I’ve always been a glass half-full kind of girl. The eternal optimist. The expert finder of silver linings. Ever hopeful and always looking for the good.
For the most part, I would say this is a positive quality. But let’s be honest – there is such a thing as too much optimism. Just like ice cream, too much of a good thing can make that good thing less good.
Optimism can easily morph into expectations – and that is when it can get a little tricky. It is one thing to hope for positive outcomes, and another to expect them. The latter can be rife with disappointment, and may, over time, change one’s optimism into pessimism or cynicism, because let’s face it: just because we hope and pray and believe that good things will come doesn’t mean it’s going to happen.

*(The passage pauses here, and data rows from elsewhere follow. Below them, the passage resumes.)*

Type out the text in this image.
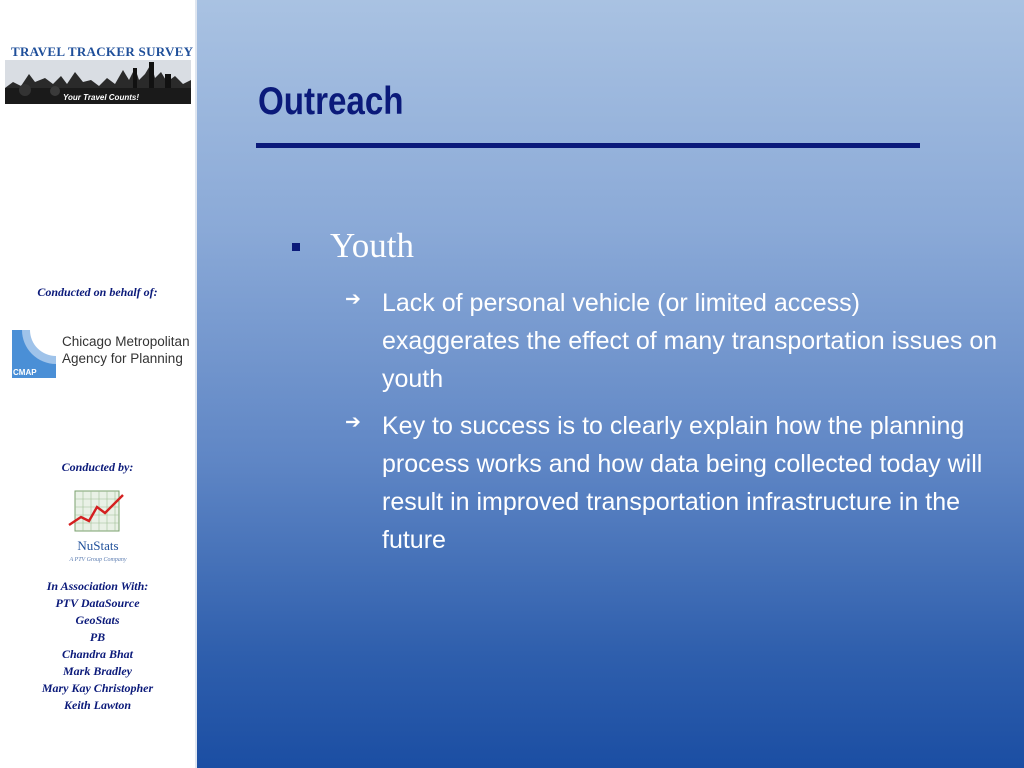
TRAVEL TRACKER SURVEY
Your Travel Counts!
Conducted on behalf of:
CMAP
Chicago Metropolitan
Agency for Planning
Conducted by:
NuStats
A PTV Group Company
In Association With:
PTV DataSource
GeoStats
PB
Chandra Bhat
Mark Bradley
Mary Kay Christopher
Keith Lawton
Outreach
Youth
➔ Lack of personal vehicle (or limited access) exaggerates the effect of many transportation issues on youth
➔ Key to success is to clearly explain how the planning process works and how data being collected today will result in improved transportation infrastructure in the future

That’s why it’s healthy to acknowledge and accept that sometimes things don’t work out the way you hoped they would, even though you tried with all your might. Bad things happen to good people. People let you down. You can wait patiently for good news, and the waiting doesn’t cease. Stress and sorrow may dim your eyes and sallow your skin. Sometimes things don’t work out the way you hoped they would. That’s just how it goes.
Like other habits and attributes, a person’s optimism can be tested. As the wise and witty Jon Stewart once said, “if you don’t stick to your values when they’re being tested, they’re not values: they’re hobbies.” Truth. An optimist’s commitment to hope shines brightest in the darkest moments. It’s easy to be optimistic when circumstances are favorable. It’s a lot harder to keep the faith when life is hurling grenades at you.
Over time, my bright and shiny optimism has been countered with a healthy dose of realism. It’s a good thing, I think. A delicate balance of being optimistic and hoping for the good, but also acknowledging the reality of the possibilities, the implications of decisions, and the length of time that change may take. I’m still an expert silver lining finder, but I’m more aware of the darker, stickier sides as well. Maybe it’s a natural progression that coincides with aging. And I can probably thank my straight-shootin’, as-real-as-they-come husband for this, too. He’s perfected the realist perspective.
I leave you with a line from one of my favorite hymns. It’s a perspective and a petition all in one. Strength for today, bright hope for tomorrow. An optimist’s mantra, a realist’s plea.